Born and raised in Fayetteville, N.C., Thorp is a UNC-Chapel Hill graduate who earned a bachelor of science degree, with highest honors, in chemistry in 1986. After receiving a doctorate in the field (1989) from the California Institute of Technology and conducting postdoctoral work at Yale University (1989-90), he joined the North Carolina State University faculty as an assistant professor of chemistry. Two years later, he returned to the UNC-Chapel Hill Department of Chemistry as an assistant professor, rising to the rank of full professor by 1999.

An award-winning teacher and researcher, Thorp served as director of Carolina’s Morehead Planetarium and Science Center from 2001-2005. In that role, he increased public attendance by 40 percent and expanded the Planetarium’s traditional focus to encompass new areas of science education. Under his leadership, for example, the science center developed “DNA: The Secret of Life,” a film that was installed at science museums throughout North America, including the American Museum of Natural History in New York City. Beginning in 2002, he also served as faculty director for an effort that thus far has raised $17 million in private funds towards the completion of the $205-million Carolina Physical Science Complex, the largest construction project in the campus’ history.

In 2005, Thorp was named Kenan Professor and chair of the Department of Chemistry. Last year he was selected through a national search to become Dean of the College of Arts and Sciences, which forms the core of UNC-Chapel Hill’s academic programs. The largest academic unit on campus, the College houses 54 academic departments and other units, has more than 4,500 faculty and staff, and teaches more than 14,000 undergraduates and 2,500 graduate students. Over the course of the past year, he has raised more than $57 million for the Arts and Sciences Foundation and secured 27 endowed professorships, making way for a dramatic expansion of the College’s Honors Program.

Thorp holds 19 issued or pending U.S. patents and has published more than 130 scholarly papers on the electrochemical properties of DNA and RNA. Some of the technologies he has invented, including highly miniaturized “DNA chips,” are being used to identify carriers of the gene for cystic fibrosis and to develop new treatments for sickle cell disease and iron overload. His DNA chip technology led to his being named one of the Top Innovators of 2001 by Fortune Small Business magazine. In 2005, he co-founded Viamet Pharmaceuticals, a company dedicated to finding new drugs for metalloenzymes. In addition, he has been an advisor, co-founder, or consultant with many other small companies, including Novalon Pharmaceuticals, MaxCyte, Osmetech, OhmX, and Plextronics.

Thorp’s impact in the classroom and laboratory has been recognized with a litany of honors and awards.
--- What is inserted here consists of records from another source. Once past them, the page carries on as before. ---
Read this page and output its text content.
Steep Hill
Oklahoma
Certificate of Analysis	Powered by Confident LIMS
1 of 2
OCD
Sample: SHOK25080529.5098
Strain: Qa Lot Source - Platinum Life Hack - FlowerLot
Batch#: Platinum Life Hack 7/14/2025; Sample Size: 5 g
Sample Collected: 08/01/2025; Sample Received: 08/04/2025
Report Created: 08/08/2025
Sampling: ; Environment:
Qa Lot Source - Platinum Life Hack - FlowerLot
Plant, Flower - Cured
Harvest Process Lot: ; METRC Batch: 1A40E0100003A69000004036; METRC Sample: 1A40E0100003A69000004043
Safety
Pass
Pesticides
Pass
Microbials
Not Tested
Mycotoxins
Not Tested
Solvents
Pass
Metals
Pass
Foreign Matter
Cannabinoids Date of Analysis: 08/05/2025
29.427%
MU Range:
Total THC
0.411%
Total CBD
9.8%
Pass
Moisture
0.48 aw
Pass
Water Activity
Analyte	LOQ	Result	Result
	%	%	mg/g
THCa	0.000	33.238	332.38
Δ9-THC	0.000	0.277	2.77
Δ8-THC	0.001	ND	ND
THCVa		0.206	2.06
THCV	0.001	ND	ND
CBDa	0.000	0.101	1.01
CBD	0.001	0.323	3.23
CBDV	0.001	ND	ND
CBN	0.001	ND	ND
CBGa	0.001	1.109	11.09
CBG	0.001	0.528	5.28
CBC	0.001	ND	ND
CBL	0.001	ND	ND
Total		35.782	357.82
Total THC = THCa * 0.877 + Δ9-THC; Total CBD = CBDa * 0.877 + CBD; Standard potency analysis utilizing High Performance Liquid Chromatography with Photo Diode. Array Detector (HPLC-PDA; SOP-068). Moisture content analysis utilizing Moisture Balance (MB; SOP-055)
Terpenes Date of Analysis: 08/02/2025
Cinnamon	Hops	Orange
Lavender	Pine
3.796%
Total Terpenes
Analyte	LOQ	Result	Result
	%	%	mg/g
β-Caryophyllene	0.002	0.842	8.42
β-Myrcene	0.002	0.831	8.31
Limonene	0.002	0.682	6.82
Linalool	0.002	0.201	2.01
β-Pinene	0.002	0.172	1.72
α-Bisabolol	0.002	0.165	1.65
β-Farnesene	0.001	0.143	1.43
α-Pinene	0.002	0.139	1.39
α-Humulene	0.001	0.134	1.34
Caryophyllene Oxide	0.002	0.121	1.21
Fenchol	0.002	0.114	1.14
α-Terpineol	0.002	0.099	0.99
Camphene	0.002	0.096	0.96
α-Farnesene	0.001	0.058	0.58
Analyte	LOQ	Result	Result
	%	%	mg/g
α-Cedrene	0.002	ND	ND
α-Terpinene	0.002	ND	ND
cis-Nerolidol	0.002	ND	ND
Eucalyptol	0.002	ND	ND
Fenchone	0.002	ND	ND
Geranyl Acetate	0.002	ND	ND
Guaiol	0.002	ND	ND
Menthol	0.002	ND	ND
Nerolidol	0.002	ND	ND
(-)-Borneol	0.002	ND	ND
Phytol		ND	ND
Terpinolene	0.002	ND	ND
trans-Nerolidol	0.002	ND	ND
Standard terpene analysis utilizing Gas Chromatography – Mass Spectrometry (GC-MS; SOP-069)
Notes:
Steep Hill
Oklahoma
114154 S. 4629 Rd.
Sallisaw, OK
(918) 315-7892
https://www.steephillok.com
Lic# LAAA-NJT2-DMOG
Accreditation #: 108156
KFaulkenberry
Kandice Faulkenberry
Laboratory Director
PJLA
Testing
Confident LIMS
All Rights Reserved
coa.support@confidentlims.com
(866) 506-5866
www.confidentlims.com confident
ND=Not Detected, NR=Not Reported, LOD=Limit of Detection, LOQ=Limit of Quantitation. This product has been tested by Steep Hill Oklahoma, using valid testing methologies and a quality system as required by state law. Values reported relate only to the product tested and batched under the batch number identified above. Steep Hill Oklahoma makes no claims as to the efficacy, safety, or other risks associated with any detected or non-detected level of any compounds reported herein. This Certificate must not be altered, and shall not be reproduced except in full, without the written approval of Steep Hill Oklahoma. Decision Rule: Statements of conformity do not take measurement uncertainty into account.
They include the National Science Foundation’s Presidential Young Investigator Award (1991), the Lucile Packard Fellowship in Science and Engineering (1991), the Camille Dreyfus Teacher-Scholar Award (1995), the Ruth and Philip Hettleman Prize for Artistic and Scholarly Achievement (1996), Carolina’s Tanner Award for Excellence in Undergraduate Teaching (1998), and the Alfred P. Sloan Fellowship (1996). He also received UNC-Chapel Hill’s General Alumni Association’s Distinguished Young Alumnus Award in 2002.

An accomplished musician who plays jazz bass and keyboard, Thorp is married to Patti Worden Thorp, a Hope Mills native and UNC Greensboro graduate. They have two children: John, 13, and Emma, 9.